In questo articolo vorrei parlare dell’uso che sempre più sta prendendo piede del uso della sostanza come fuga da pensieri e richieste che l’adolescente teme di non poter controllare e soddisfare.
Un tempo era in rilievo l’uso di queste sostanze da un punto di vista ricreativo e gruppale, l’immagine di sè all’interno di un gruppo trasgressivo che condivideva l’uso di sostanze proibite creava una condivisione che permetteva di sentirsi parte di un gruppo, nella creazione di un’identità gruppale nascente e condivisibile.
Oggi, invece, oltre a questo aspetto che permane, sono sempre più presenti nei discorsi dei ragazzi frasi quali: “così non penso”, “sedo la mia rabbia con una canna”, “almeno per un pò non devo pensare”…ecc ecc, come se per questi ragazzi la richiesta di una “mente al lavoro” in un processo di creazione identitaria, come avviene in adolescenza, fosse una richiesta eccessiva da cui si deve evadere in qualche modo.
La società è notevolmente cambiata, le richieste sono sempre più pressanti (basti pensare all'”agenda” di alcuni bambini che nel corso della settimana svolgono corsi di ginnastica, di musica, di danza, più sport contemporaneamente…ecc).
La possibilità di poter stare nel silenzio (evolutivo), in un vuoto pensante ad oggi viene difficilmente accettato dagli stessi genitori che sentono questi momenti come persi, la noia è qualcosa da cui scappare, un termine inaccettabile e che i figli non devono conoscere.
Ci si può dunque aspettare qualcosa di diverso da ragazzi di 14-16 anni che sono alle prese con processi di sviluppo psico-fisico così importanti e gravosi? Direi di no.
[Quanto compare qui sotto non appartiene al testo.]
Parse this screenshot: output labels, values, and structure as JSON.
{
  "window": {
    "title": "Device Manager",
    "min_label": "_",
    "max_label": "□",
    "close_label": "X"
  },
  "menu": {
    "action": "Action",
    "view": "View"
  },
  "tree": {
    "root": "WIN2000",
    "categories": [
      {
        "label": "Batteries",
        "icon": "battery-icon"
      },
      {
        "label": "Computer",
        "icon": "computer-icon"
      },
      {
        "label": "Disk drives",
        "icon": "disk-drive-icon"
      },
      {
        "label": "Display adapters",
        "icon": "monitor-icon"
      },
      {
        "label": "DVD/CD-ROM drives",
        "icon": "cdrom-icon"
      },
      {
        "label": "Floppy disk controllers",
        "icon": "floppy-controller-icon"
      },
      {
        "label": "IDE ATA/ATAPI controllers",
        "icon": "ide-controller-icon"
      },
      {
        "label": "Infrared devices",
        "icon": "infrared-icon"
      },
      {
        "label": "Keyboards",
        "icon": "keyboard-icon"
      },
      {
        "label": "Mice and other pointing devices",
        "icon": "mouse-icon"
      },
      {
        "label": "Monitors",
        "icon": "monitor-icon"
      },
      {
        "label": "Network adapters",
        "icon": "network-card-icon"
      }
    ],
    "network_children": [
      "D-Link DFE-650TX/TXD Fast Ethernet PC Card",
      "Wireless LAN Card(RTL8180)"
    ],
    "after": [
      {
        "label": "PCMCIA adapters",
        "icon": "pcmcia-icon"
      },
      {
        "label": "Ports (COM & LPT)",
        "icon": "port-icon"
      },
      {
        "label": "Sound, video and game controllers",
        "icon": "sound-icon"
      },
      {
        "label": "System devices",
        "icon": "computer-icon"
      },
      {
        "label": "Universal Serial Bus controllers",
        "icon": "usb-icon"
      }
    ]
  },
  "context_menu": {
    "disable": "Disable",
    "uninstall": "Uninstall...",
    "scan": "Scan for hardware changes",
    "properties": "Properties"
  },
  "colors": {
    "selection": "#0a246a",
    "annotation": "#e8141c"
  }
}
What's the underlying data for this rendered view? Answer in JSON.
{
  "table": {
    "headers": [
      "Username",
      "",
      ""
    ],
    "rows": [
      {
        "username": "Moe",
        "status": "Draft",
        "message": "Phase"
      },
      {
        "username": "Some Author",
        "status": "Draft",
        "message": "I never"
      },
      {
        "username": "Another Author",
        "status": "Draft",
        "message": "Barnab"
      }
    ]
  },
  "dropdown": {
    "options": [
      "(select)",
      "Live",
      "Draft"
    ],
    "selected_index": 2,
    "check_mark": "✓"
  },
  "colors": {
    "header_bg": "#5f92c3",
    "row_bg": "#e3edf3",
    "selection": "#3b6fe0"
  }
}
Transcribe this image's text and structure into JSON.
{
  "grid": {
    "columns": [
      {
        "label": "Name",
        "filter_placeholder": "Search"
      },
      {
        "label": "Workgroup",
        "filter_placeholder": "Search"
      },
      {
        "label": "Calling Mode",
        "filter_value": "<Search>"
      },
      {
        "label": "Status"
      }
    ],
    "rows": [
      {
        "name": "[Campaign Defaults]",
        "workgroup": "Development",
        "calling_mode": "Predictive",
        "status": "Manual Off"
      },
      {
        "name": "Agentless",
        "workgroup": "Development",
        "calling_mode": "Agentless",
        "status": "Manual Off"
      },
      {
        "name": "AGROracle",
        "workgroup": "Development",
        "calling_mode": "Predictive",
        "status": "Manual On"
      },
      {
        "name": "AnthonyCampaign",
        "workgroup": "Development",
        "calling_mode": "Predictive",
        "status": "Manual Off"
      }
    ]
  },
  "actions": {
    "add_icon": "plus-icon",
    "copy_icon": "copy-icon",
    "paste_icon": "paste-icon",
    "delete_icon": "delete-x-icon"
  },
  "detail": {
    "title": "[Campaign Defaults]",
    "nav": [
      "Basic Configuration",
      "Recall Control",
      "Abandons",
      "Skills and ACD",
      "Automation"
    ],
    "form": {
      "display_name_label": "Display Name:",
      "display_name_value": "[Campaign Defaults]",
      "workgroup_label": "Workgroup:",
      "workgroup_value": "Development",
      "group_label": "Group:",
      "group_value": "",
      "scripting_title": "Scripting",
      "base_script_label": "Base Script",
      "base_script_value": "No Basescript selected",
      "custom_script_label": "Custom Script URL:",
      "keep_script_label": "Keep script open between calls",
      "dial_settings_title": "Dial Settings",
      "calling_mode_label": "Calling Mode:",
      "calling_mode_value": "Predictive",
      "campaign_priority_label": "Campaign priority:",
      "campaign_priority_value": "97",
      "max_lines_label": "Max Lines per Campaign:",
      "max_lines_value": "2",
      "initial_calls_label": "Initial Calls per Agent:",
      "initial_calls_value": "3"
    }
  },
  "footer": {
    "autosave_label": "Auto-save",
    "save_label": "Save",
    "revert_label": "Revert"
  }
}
Probabilmente una cura di questi aspetti potrebbe aiutare maggiormente i genitori a comprendere questi fenomeni e allo stesso tempo gli adolescenti a poter tollerare maggiormente la frustrazione derivante da pensieri nuovi, sentiti come gravosi, ma necessari per una ristrutturazione identitaria quale quella che l’adolescente è chiamato ad attuare. Lasciare la propria immagine infantile di bambino amato e accettato dal nucleo familiare a favore di un’immagine di sè diversa, da costruire e creare all’interno di un gruppo di pari è un percorso difficile e che spesso può far paura e a cui si può, in alcuni casi, cercare di sottrarsi ma il buon esito di questo processo è necessario per la buona riuscita di un sè più maturo, consapevole e strutturato.